Creating these images is a slow process. He might spend a couple of days at a site recording video footage. Then it can take a week to 10 days to process the images in low resolution, and then another week to create a high-resolution final image. “To be able to show a period of time in a single image and not do it through a long exposure,” he says, “what I discovered is that I had to take many images per second and merge them into one. I shoot between 30 and 120 frames per second, so I use high-resolution movie cameras and shoot most of the time in slow motion … Then I merge the sequence into a single image.”

At any rate, the images of flight are stunning, and I’ll show three more (you can see many more at the Instagram site linked to his name above):

Ornithography #123


Ornithography #126

And this must be a murmuration!

Ornithography #62


14 thoughts on “Amazing patterns of bird flight captured in “ornithography”

  1. “Ornithography”

    You know – I think he’s earned it – ornithography it is…. I guess it’s his own field he invented.

  2. The key difference in technique compared to long exposures is that he merges still frames that each have a short exposure and thus little motion blur individually. (Recall that “slow motion” implies high frame rates and thus a short exposure time per frame.) He will then pick just one frame per dozen or dozens and overlay them. As a result, we see each bird in well-separated instances throughout its phases of flight. This technique is not that far removed from Eadweard Muybridge’s famous work on the motion of people and [other] animals.

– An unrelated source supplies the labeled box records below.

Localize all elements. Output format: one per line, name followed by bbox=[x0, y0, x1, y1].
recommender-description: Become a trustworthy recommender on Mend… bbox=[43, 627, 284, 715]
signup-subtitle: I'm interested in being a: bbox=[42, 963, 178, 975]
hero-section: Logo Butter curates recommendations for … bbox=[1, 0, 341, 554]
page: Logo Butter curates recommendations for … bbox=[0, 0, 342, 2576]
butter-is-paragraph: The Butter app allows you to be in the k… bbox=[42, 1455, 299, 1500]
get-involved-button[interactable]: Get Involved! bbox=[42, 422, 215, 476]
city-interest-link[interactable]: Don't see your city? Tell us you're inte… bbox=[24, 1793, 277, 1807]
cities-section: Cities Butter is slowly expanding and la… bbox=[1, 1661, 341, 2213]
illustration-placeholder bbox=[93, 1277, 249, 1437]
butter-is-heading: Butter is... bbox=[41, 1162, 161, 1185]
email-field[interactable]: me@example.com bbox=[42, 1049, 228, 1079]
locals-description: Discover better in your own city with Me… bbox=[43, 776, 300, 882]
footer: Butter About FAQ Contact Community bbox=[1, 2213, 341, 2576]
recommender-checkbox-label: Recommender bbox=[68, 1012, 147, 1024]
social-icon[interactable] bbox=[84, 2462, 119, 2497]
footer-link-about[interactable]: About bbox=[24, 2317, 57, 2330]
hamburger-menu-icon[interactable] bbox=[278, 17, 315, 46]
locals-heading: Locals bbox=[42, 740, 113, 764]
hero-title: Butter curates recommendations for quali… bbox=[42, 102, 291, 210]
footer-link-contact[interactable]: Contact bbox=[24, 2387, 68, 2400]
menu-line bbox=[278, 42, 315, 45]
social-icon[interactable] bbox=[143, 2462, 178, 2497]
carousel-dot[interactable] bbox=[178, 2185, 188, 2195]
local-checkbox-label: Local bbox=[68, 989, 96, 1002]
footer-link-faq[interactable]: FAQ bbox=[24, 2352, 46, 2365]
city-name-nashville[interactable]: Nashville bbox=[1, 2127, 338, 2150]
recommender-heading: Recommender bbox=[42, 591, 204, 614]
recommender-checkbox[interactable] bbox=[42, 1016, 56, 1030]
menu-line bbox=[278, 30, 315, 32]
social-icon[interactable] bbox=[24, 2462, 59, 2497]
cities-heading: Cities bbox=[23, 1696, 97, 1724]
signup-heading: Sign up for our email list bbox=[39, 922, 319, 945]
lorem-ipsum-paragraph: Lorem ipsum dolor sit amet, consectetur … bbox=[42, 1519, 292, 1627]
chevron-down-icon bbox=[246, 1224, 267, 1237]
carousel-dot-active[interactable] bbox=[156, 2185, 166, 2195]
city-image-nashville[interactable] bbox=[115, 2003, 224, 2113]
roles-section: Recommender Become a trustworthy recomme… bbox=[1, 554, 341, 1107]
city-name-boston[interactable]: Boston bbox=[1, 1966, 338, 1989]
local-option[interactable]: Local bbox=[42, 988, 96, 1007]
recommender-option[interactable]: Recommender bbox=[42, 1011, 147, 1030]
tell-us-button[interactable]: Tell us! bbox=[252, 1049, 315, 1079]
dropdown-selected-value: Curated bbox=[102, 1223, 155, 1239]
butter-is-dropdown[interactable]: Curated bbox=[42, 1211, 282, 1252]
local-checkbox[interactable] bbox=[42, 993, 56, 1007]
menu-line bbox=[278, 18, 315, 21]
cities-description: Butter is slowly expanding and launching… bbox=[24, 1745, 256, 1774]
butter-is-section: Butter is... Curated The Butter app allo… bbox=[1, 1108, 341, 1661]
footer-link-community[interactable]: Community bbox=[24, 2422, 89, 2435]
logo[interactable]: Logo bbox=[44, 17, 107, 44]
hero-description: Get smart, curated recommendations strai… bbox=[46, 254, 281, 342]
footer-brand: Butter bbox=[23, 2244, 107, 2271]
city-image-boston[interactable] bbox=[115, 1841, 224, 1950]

    A bird flight path on a long exposure would just create a blurred streak. Long exposures de-emphasize moving objects, which is why it can be used to “keep out” cars or people from shots of street scenes or tourist sights.

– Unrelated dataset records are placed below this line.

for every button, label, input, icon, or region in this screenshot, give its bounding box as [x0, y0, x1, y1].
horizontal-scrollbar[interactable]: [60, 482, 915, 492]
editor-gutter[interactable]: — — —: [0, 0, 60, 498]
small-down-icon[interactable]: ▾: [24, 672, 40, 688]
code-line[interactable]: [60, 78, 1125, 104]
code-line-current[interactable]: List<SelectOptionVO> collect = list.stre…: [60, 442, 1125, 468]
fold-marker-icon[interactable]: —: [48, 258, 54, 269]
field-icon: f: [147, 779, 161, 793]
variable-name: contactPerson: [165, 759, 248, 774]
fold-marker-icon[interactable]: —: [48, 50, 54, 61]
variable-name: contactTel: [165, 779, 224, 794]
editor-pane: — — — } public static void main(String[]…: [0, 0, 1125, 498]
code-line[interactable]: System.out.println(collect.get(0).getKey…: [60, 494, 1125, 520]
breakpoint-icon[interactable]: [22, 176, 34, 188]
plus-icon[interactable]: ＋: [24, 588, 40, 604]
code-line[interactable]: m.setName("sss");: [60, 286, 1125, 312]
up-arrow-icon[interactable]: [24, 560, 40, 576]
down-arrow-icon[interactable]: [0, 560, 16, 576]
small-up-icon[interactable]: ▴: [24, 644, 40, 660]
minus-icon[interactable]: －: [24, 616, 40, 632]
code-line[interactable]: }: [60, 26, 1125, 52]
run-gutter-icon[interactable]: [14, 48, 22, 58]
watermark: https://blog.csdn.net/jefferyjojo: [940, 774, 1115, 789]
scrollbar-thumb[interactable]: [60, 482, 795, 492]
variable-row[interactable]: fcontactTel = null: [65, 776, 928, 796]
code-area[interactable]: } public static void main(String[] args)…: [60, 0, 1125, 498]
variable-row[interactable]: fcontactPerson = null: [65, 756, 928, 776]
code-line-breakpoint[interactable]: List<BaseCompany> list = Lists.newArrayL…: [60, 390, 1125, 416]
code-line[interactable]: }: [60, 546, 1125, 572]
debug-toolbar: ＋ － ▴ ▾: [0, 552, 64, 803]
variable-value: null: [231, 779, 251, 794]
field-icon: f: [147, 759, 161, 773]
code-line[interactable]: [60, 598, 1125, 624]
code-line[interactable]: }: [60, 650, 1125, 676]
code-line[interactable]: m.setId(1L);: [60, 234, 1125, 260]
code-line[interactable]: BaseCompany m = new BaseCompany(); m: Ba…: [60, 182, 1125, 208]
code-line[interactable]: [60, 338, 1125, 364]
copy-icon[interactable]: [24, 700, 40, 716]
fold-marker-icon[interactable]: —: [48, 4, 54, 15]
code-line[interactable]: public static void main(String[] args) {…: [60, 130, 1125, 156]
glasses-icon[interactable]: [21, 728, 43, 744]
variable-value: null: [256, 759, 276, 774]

    1. I imagine the talk of processing in low res before merging in high res refers to setting up filters in Lightroom (or whatever) for optimum exposure, contrast, etc. and to compensate for variations in lighting conditions during the course of the video shoot.

  3. Birds do not seem to be intent on getting from A to B. There’s something very fanciful in the way the birds occupy their airy domain. I have to believe they think of flight as fun as well as functional.

    1. I’d say you’re right about that. “Straight as the crow flies”? Tell that to a crow zoming around doing aerobatic rolls. Every day I see flocks of urban pigeons all over the city doing aerial manoeuvers in tight formations, then perching, only to rise in unison again and course and wheel some more. Countless additional examples.

  4. Simply amazing.

    That last photo looks like something out of Lord of the Rings…a mass of crows leaving the black tower of Isengard. I think it’s a clump of trees, but with a little imagination it’s Orthank.